On Fourier analysis of sparse Boolean functions over certain Abelian groups

Speaker:
Organiser:
Raghuvansh Saxena
Date:
Monday, 23 Dec 2024, 16:00 to 17:00
Venue:
A-201 (STCS Seminar Room)
Category:
Abstract
Given an Abelian group G, a Boolean-valued function $f: G \to \{-1,+1\}$, is said to be s-sparse, if it has at most s-many non-zero Fourier coefficients over the domain G. In a seminal paper, Gopalan et al. in ``Testing Fourier dimensionality and sparsity'' proved ``Granularity'' for Fourier coefficients of Boolean valued functions over $\mathbb{Z}_2^n$, that have found many diverse applications in theoretical computer science and combinatorics. They also studied structural results for Boolean functions over $\mathbb{Z}_2^n$ which are approximately Fourier-sparse. In this work, we obtain structural results for approximately Fourier-sparse Boolean valued functions over Abelian groups G of the form, $G:= \mathbb{Z}_{p_1}^{n_1} \times \cdots \times \mathbb{Z}_{p_t}^{n_t}$, for distinct primes p_i. We also obtain a lower bound of the form $1/(m^{2}s)^{\lceil \varphi(m)/2 \rceil}$, on the absolute value of the smallest non-zero Fourier coefficient of an s-sparse function, where $m=p_1 \cdots p_t$, and $\varphi(m)=(p_1-1) \cdots (p_t-1)$. We carefully apply probabilistic techniques from Gopalan et al., to obtain our structural results, and use some non-trivial results from algebraic number theory to get the lower bound.

We construct a family of at most s-sparse Boolean functions over $\mathbb{Z}_p^n$, where p > 2, for arbitrarily large enough s, where the minimum non-zero Fourier coefficient is o(1/s). The ``Granularity'' result of Gopalan et al. implies that the absolute values of non-zero Fourier coefficients of any s-sparse Boolean valued function over $\mathbb{Z}_2^n$ are $\Omega(1/s)$. So, our result shows that one cannot expect such a lower bound for general Abelian groups.

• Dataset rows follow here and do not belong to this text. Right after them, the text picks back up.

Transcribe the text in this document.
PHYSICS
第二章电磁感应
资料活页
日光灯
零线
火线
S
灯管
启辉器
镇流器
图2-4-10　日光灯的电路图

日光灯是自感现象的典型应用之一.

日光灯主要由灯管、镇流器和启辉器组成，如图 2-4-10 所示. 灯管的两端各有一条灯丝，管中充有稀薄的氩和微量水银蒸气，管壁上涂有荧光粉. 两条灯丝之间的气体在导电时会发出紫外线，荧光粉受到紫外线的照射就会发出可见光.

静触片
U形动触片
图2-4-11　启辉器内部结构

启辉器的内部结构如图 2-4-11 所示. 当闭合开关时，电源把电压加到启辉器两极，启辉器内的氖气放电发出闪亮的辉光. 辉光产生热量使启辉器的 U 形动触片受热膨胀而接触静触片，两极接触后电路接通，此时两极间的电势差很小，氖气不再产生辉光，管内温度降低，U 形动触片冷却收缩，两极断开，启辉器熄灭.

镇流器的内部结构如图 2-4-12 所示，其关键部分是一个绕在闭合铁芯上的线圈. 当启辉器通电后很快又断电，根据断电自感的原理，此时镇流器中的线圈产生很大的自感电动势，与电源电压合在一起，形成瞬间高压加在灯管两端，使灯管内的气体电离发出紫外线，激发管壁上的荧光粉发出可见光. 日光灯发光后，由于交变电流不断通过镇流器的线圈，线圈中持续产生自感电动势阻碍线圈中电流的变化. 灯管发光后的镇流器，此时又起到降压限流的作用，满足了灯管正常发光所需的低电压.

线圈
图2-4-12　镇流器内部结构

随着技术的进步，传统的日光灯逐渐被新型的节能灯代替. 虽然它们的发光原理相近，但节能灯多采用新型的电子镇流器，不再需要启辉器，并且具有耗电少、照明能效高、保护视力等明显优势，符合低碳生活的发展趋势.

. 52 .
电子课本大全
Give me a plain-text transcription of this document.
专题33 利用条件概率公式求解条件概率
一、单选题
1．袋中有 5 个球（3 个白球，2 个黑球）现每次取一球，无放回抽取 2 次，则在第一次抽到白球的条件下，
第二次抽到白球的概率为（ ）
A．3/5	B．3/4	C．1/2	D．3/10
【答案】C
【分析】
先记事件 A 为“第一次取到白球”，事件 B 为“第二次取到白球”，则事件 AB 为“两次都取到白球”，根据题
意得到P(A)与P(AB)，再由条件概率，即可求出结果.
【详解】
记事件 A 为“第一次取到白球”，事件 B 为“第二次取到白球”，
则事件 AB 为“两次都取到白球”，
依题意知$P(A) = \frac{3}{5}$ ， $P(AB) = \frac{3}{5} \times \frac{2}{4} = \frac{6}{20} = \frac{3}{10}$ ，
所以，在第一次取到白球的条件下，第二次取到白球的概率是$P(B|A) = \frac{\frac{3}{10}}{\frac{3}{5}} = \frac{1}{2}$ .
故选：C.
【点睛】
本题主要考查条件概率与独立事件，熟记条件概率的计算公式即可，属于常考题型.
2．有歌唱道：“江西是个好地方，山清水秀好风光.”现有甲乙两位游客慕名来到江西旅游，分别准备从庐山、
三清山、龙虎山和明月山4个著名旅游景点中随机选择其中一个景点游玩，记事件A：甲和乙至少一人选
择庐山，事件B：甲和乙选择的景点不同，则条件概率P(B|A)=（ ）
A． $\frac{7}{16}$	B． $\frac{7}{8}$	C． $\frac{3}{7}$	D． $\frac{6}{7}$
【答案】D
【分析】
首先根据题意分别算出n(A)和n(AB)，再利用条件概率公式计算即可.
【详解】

Using our new structural results on the Fourier coefficients of sparse functions, we design an efficient sparsity testing algorithm for Boolean function, which tests whether the given function is s-sparse, or $\epsilon$-far from any sparse Boolean function, and it requires $\mathrm{poly}((ms)^{\varphi(m)},1/\epsilon)$-many queries.

Short Bio: Swarnalipa Datta is a Senior Research Fellow in Computer Science at the Indian Statistical Institute, Kolkata, working under the supervision of Dr. Sourav Chakraborty and Dr. Arijit Ghosh on the Fourier analysis of Boolean functions. Swarnalipa completed a Bachelor's in Mathematics from St. Xavier's College, Kolkata, and a Master's in Mathematics from the Indian Institute of Science, Bangalore.